L’homme est grand. Il me regarde avec attendrissement .Je me sens défaillir sous ce regard là. Presque honteuse d’être devant lui en si piteux état. Pour un peu, je me cacherais dans un trou de souris pour échapper au regard de cet inconnu qui me scrute sous toutes les coutures !

Un trou de souris ! Cette idée ferait presque sourire alors que j’ai souffert tant de temps dans ce trou à rat !
– N’aie pas peur ma toute belle ! Je vais te sortir de là ! murmure l’homme à mon oreille. Je vais prendre soin de toi !
– N’importe quoi! l’interrompt brutalement son compère resté en arrière. Parler à cette… chose en guenilles qui ne ressemble plus à rien ! Ah tu t’es bien fichu de moi avec ton trésor caché ici !
– Tais toi donc espèce de râleur ! Tais toi et… regarde… Regarde la ! Elle a beau être en guenilles, c’est une reine ! L’une des marionnettes du Petit Théâtre de NOHANT . Tu te rends compte ? Abandonnée dans ce vieux coffre, dans le grenier du château. Je viens de mettre la main sur un trésor inestimable !
J’entends ces mots. Je les comprends. Et si je le pouvais, je verserais des larmes comme les humains quand trop d’émotion leur noue la gorge.
Je sens que mon calvaire va prendre fin aujourd’hui et cette perspective me donne des frissons. La vie m’ouvre à nouveau les bras grâce au bel inconnu qui se tient devant moi. Je me glisse avec volupté sur la main qu’il me tend. L’instant est si intense que j’en ai la tête qui tourne telle une toupie incontrôlable.

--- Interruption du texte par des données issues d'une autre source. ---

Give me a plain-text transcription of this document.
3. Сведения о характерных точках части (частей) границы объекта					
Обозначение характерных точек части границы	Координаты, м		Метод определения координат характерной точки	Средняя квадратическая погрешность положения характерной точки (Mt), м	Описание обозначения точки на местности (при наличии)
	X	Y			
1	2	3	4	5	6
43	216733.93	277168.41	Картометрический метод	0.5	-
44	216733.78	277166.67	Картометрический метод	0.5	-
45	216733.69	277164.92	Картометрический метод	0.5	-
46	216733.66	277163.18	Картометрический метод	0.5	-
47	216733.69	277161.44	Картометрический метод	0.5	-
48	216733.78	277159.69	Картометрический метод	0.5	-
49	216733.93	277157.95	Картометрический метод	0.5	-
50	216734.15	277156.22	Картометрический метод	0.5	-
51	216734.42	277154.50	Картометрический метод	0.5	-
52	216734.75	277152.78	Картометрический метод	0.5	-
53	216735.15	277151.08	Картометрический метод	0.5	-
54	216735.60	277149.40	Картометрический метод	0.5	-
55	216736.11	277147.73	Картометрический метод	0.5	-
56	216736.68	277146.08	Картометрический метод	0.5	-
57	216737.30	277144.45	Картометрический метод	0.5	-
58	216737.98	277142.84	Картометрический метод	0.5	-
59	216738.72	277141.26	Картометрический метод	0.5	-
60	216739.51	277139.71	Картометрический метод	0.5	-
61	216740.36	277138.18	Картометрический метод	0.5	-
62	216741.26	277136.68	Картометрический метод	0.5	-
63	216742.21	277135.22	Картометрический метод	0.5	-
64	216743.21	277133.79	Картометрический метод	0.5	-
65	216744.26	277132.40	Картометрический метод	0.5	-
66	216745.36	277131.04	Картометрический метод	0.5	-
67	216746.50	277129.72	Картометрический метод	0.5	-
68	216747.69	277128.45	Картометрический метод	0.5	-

Pourquoi les sentiments trop forts font-ils si souvent perdre la tête ?
Sans crier gare, la voilà qui se détache de mon corps. Mon nouveau mentor esquisse un geste pour la retenir. Trop tard ! Ma pauvre tête tombe à terre et se fracasse dans un bruit sourd.
Nuit noire à nouveau autour de moi. Silence. Néant.
Hébété, l’homme regarde le morceau d’étoffe qui lui fait comme un gant troué au bout de la main . C’est tout ce qu’il reste du vêtement autrefois si scintillant d’une des reines de NOHANT. Les mites, l’humidité et le temps en ont inexorablement gangrené les coutures.